Plus tard, ce génie écrivit à son père avoir composé une symphonie « qui fera le plus bel essai », ajoutant : « Il ne me reste plus qu’à l’écrire »…
Sa quarante et unième symphonie, Mozart la composa trois ans avant sa mort à 35 ans. Ce n’est pas une œuvre sentimentale aux premières mesures utilisées comme sonneries de G.S.M.. C’est la symphonie de l’âge des lumières où, avec des premiers et deuxièmes violons placées face à face sur un pied d’égalité, s’affirment, dès les premières mesures, les contrastes (fort/doux, calme/agité) et les couleurs ( aigus/graves, cordes/vents…), les petites dissonances , parfois narquoises, étant volontaires pour rompre l’académique symétrie et le vertige naissant, lui, des syncopes. Les motifs s’imbriquent. Lors d’un moment paisible, on peut demander ce qui va se passer et « Bong ! oui, absolument… », ça ne pouvait pas durer. Puis après le drame revient l’apaisement. Tout cela, bien sûr, illustré musicalement par l’Orchestre et parfois par ses divers pupitres pris séparément. Comme dans une dissertation, où à la thèse succède l’antithèse avant que n’arrive la synthèse, dans cette symphonie, les thèmes sont exposés puis confrontés dans un développement avant que la conclusion n’amène une ré-exposition. Au coeur de l’œuvre, surgit même une bataille musicale faite de décalages qui engendrent un double pugilat, à l’intérieur des cordes et à l’intérieur des vents. Puis revient la musique du début. On se dit qu’on va rentrer à la maison mais… cela repart puis cela s’apaise de nouveau. Cette fois, sera-ce la bonne ?.

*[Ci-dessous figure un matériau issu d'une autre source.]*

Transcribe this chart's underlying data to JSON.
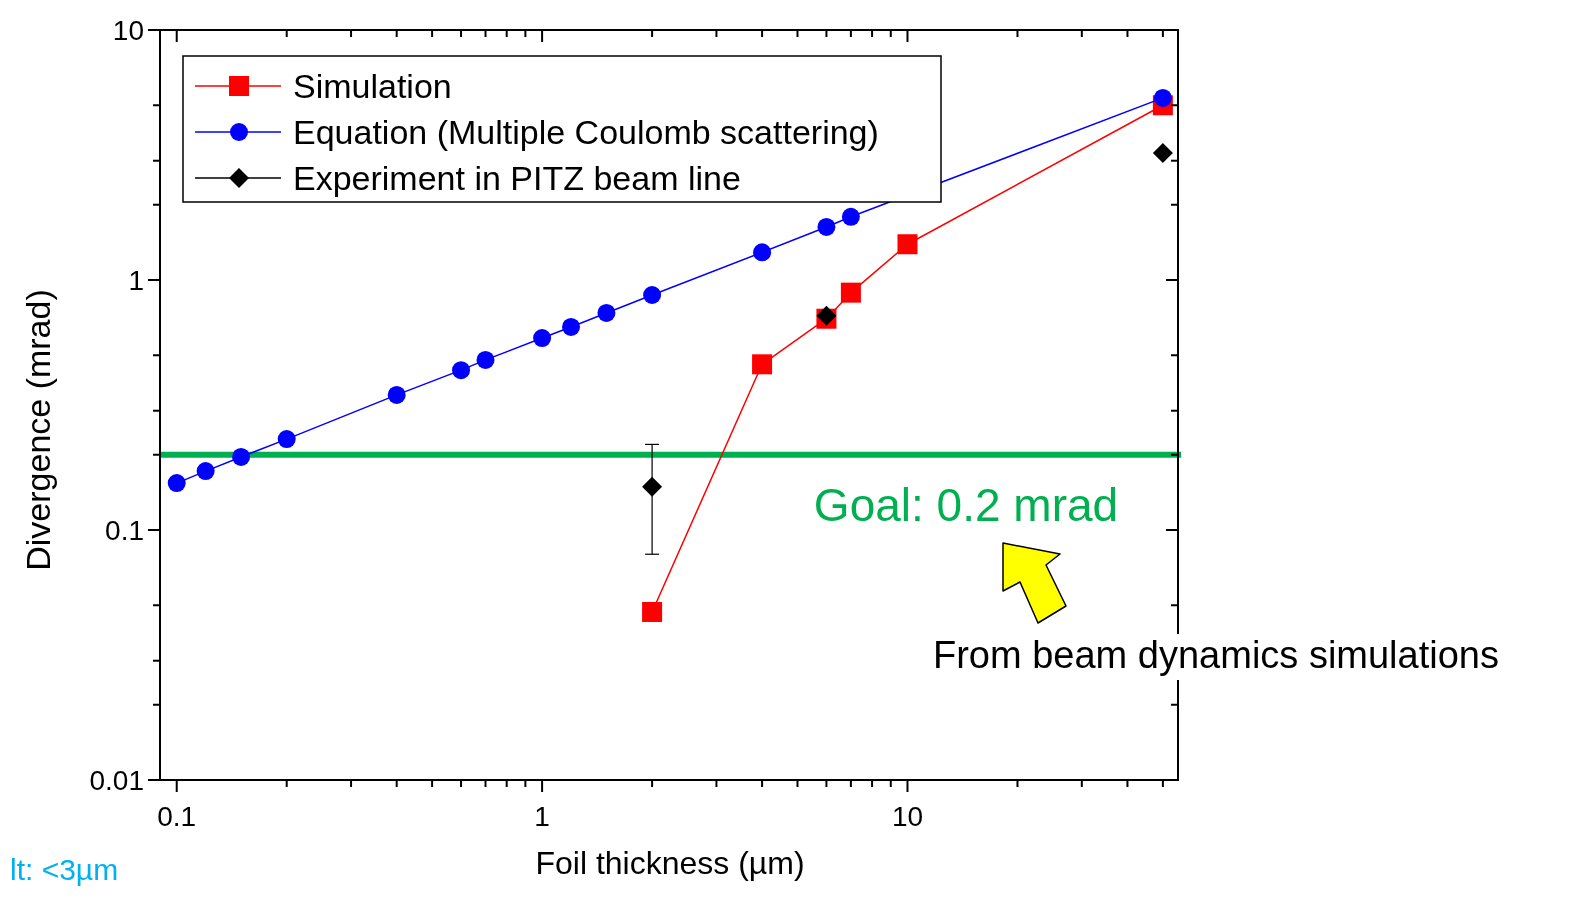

« Je vous invite à partager le sourire mozartien », nous dit encore Louis Langrée. La musique de Mozart naturelle, délicate, évidente, miraculeuse est aussi savante et compliquée, très, très subtile. Les auditeurs avaient reçu à leur arrivée une partition reprenant la « Coda » (queue)du dernier mouvement « molto allegro » et comprenant pour chaque catégorie d’instruments une ligne de notes (une douzaine au total, ce qui est bien moins que pour les compositions écrites à l’intention de vastes ensembles orchestraux comme chez Mahler). Cinq thèmes que Louis Langrée avait fait colorer et auxquels il donna des noms (Magnificat en rose, Gloria en orange, « Wolfgang Amadeus » en vert, Constance, son épouse, en jaune et, en bleu, le très bref Papageno), il les fit jouer par divers pupitres et par l’ensemble de l’orchestre et chanter par le public. Tel le Rubik’s cube, ces cinq thèmes s’exposent et s’entremêlent de manière parfois indiscernable car certaines notes appartiennent à deux thèmes : à la fin de l’un et au début de l’autre.
Quel enchantement que de pouvoir ainsi apprendre à écouter Mozart plutôt qu’à se contenter de l’entendre ! Merci à Louis Langrée et aux musiciens de l’O.P.L. dont le concertmeister était Endre Klève.